Dwyer stitches together these first-hand acccounts from members of 'the squad' into a coherent narrative of Collins' activities as the IRA's director of intelligence.
One thing this reader found striking was how closely Collins methods conformed to the theories of US military strategist John Boyd, which emphasise cutting an opponent off from their environment, and paralysing their ability to make effective decisions.
According to Dwyer, "Collins set out with a plan to to eliminate the most effective British detectives and thus knock out the eyes and ears of the Dublin Castle regime in order to provoke the British to retaliate blindly."
The high-point of this strategy came on November 21, 1920, Bloody Sunday, when the IRA assassinated British agents across Dublin. Collins' men succeeded in killing only 14 of 35 targets, but the effect was immediate. Spies and informers fled to the Castle in droves, and British troops lashed out at Croke Park, killing 15 people.

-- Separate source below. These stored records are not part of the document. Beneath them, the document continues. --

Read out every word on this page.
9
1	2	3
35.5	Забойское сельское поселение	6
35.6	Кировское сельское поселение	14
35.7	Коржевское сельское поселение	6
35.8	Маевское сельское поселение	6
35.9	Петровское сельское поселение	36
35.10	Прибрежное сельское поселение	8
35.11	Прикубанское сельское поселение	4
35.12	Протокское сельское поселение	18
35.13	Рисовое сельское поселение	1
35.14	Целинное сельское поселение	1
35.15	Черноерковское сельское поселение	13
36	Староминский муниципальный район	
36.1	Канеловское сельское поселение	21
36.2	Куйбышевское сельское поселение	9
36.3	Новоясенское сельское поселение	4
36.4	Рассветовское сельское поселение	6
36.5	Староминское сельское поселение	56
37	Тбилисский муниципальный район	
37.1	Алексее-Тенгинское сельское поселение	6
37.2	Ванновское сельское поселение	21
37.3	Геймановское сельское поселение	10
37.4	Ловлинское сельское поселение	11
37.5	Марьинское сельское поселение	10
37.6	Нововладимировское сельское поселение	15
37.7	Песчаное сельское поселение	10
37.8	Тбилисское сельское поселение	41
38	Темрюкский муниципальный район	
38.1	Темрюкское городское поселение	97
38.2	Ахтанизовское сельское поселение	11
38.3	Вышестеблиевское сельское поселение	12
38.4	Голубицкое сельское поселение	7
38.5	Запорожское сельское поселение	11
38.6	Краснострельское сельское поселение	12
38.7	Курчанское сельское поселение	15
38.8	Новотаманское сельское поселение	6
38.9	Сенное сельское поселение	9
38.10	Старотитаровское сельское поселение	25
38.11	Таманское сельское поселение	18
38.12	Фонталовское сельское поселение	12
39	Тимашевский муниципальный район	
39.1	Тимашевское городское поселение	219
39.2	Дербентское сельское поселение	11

Such reprisals created a dilemma for the British cabinet, which approved of them in many cases, but did not want to endorse them publicly, a situation which undermined army discipline. Perhaps a later generation of British strategists solved this problem with Frank Kitson's countergangs and collusion.
Collins, by contrast, was able to be relatively discriminating because of his extensive infiltration of the police, and other arms of the British state. He was able to move around Dublin in the knowledge that prudent policemen would leave him alone. The main prerequisite for this state of affairs was the huge support which Sinn Fein enjoyed by this stage.
He was also very effective at infiltrating the main British communication network, the postal service. On a parochial note, I would suggest this had a lot to do with his background and contacts in the London IRB.
Dwyer concludes that the Squad made a vital contribution to the War of Independence, but did not win it. He rightly emphasises that this was not a conventional war, but that surely only intensifies the importance of the Squad's contribution to the intelligence and psychological conflict.
He suggests that Collins would not have made an easy transition to civilian politics. Partly this is based on the role of his associates in the Civil War, the Army Mutiny of 1924, and later episodes of political instability. Collins' own role in kidnapping unionist hostages and in the shooting of Sir Henry Wilson, are also cited as evidence of someone 'not committed to a democratic constitutional process.'
Certainly, Collins never became the 'reformed' figure he has sometimes been portrayed as. While mystery still surrounds many of his actions, he was throughout his short life, remarkably consistent in his aims.
This book is powerful testimony to the fact that he pursued those aims with an effectiveness unequalled in Irish history.